Proceedings of HF 2002, Nov. 25-27, 2002, Melbourne, Australia
Learning and Transfer in an Applied Visual Spatial Task
Shayne Loft, Andrew Neal and Michael Humphreys
Key Centre for Human Factors and Applied Cognitive Psychology
University of Queensland
s.loft@humanfactors.uq.edu.au
Keywords: Learning, transfer, air traffic control, training, context
Abstract
This paper presents a new dynamic visual spatial task for use in applied cognition research. The aim of the experiment reported is to illustrate a major limitation of learning from individualized examples - the inability to transfer across different contexts. Instance-based models of learning emphasize the role that memory for previous examples plays in subsequent task performance and the predictions were based on this framework. The task required participants to decide as quickly and as accurately as possible whether pairs of aircraft moving on the screen would come within 1 cm of each other (conflict). During training the surface features of the items were held constant, and during transfer they were changed. Changing the spatial configuration of the aircraft had the largest negative impact on performance, followed by orientation and then position. The results illustrate some key ways in which episodic memory influences performance in a dynamic visual spatial environment. The results reported raise some avenues for further enquiry. Design implications are discussed.
1. Introduction
This paper presents a new visual spatial task, based on air traffic control, for use in applied cognition
research. The experiment reported in this paper is the first in a series of studies concerning how people learn from individualized examples.
1.1. Learning from examples
Performance improvements usually occur after repeated performance on the same task. Practice involves the presentation of new and old examples of problems that need to be classified or solved. There are two general classes of theories concerning how individuals learn from examples; abstraction and instance models of learning. These two distinct approaches carry different assumptions regarding the casual mechanisms responsible for improvements in performance associated with task practice (Estes, 1986; Logan, 1988; Anderson, 1983). Abstraction models of learning claim that performance improvements result from abstract representations of statistical regularities within presented practice examples (Anderson, 1983; Rumelhart & Ortony, 1977). That is, individuals develop rules based on information abstracted from each successive learning example.
Instance models of learning emphasize knowledge derived from individualized learning episodes (Estes, 1986). A basic premise present in all instance models of learning is that individuals retrieve previously encountered examples, and use this information for subsequent decisions (e.g., Hinztman, 1986; Logan, 1988). That is, individuals use memories for past examples to solve new examples, rather than abstracting and applying general rules to new examples. A wide variety of models share the assumption that the retrieval of previous examples is essential for learning and these models have been applied to cognitive task domains such as judgment (Kahneman & Miller, 1986), problem solving (Ross, 1984), and categorization (Allen & Brooks, 1991).
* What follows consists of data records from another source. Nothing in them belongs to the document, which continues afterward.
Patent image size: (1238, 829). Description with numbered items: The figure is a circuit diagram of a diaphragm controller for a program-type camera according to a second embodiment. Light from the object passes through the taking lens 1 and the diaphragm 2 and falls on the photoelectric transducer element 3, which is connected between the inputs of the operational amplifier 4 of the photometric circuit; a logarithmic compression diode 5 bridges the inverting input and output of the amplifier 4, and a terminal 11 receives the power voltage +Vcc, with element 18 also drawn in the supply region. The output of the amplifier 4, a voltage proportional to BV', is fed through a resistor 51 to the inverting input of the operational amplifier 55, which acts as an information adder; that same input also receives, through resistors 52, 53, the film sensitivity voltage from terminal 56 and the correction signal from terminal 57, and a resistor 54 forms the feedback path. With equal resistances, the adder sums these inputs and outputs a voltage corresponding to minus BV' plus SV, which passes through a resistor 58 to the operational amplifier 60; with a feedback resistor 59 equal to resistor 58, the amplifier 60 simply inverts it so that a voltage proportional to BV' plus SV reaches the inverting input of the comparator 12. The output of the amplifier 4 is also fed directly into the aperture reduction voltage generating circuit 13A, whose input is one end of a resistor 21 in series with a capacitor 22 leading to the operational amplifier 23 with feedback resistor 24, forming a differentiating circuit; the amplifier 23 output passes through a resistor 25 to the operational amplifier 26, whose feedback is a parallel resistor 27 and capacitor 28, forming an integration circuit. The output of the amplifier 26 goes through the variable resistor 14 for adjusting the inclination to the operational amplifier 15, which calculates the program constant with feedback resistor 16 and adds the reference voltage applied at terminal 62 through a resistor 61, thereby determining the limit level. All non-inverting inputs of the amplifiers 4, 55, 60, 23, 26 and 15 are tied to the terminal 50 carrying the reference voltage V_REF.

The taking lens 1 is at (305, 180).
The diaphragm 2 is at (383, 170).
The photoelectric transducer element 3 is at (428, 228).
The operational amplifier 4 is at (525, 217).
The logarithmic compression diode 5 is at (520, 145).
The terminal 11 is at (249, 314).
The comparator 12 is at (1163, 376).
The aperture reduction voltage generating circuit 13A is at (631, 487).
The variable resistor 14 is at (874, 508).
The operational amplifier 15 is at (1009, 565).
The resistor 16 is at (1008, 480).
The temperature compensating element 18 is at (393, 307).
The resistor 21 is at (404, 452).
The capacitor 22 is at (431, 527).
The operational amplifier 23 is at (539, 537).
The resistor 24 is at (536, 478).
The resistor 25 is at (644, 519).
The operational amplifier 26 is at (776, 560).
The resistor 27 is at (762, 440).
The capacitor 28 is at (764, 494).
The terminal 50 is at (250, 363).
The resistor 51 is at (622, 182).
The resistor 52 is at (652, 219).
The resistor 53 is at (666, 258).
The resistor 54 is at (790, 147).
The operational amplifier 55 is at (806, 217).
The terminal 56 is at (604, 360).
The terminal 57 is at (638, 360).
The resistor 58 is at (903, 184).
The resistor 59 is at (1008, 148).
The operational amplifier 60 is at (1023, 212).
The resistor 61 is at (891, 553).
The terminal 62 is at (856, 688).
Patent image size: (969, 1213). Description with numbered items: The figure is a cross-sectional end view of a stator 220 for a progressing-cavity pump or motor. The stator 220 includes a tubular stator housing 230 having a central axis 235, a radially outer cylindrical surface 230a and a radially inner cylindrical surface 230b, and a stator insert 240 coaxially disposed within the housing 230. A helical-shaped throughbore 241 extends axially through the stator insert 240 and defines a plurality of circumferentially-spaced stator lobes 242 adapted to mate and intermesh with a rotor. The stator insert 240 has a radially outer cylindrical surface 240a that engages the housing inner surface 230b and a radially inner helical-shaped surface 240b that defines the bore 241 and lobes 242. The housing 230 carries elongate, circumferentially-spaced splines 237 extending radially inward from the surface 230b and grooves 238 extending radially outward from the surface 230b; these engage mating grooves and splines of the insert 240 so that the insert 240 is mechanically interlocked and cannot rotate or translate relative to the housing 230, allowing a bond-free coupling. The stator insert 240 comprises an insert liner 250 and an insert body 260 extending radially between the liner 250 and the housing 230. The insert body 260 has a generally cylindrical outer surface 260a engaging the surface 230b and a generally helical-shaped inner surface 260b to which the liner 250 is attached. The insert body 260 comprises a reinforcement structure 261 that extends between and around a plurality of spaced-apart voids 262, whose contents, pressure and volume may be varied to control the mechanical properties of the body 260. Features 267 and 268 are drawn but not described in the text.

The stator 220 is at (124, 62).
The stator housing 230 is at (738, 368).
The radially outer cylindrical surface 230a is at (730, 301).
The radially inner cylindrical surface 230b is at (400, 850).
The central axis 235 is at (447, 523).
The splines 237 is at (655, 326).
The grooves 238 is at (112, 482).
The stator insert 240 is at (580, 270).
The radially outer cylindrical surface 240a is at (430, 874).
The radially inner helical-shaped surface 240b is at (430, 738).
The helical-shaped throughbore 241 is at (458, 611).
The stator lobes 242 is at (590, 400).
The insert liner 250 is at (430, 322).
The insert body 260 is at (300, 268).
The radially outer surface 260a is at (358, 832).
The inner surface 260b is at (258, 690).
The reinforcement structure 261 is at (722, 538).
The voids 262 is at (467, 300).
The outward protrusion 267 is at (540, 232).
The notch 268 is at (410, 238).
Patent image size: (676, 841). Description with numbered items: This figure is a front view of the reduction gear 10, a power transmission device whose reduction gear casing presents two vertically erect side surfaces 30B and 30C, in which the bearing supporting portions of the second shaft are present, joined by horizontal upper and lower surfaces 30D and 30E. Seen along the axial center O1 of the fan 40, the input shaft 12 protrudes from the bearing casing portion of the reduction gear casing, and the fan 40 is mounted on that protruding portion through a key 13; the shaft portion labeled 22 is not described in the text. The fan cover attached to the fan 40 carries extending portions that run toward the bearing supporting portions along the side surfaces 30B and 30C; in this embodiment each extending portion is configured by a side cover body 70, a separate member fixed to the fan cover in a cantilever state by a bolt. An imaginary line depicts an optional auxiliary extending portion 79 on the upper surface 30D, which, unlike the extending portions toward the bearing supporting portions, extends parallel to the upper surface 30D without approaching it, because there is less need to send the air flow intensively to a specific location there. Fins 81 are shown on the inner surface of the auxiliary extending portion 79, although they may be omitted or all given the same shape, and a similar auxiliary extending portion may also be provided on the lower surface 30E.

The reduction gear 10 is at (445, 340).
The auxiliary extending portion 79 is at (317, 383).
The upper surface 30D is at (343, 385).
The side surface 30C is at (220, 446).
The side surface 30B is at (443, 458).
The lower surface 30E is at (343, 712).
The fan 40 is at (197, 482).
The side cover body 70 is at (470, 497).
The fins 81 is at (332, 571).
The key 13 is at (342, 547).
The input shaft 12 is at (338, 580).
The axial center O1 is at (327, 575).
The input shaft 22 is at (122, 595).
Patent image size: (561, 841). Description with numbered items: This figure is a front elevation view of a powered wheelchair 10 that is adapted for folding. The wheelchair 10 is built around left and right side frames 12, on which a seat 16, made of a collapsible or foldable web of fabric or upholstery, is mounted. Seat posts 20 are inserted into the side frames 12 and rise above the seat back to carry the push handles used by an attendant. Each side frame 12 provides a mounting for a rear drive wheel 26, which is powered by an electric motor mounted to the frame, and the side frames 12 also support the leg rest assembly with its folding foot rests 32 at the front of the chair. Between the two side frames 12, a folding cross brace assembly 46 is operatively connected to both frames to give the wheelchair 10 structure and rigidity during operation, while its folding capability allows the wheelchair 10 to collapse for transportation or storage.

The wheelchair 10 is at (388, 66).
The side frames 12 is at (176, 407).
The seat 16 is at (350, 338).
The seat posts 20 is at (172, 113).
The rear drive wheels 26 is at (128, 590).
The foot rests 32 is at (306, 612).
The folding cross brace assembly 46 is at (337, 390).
1.2 Transfer of cognitive skill
Kimball and Holyoak’s (2000) taxonomy of skill transfer and expertise draws clear distinctions between structural and surface features of practice examples. To illustrate, consider the following air traffic control example. In this example, a pair of converging aircraft is flying at the same altitude toward a 105-degree common angle of intersection. One of the aircraft is traveling at 1000km per hour and the other at 500km per hour. Controllers would use the speeds and relative positions of the aircraft to make a conflict status decision, also taking into account the angle at the point of intersection. These are structural features of the item, because they are functional and goal relevant.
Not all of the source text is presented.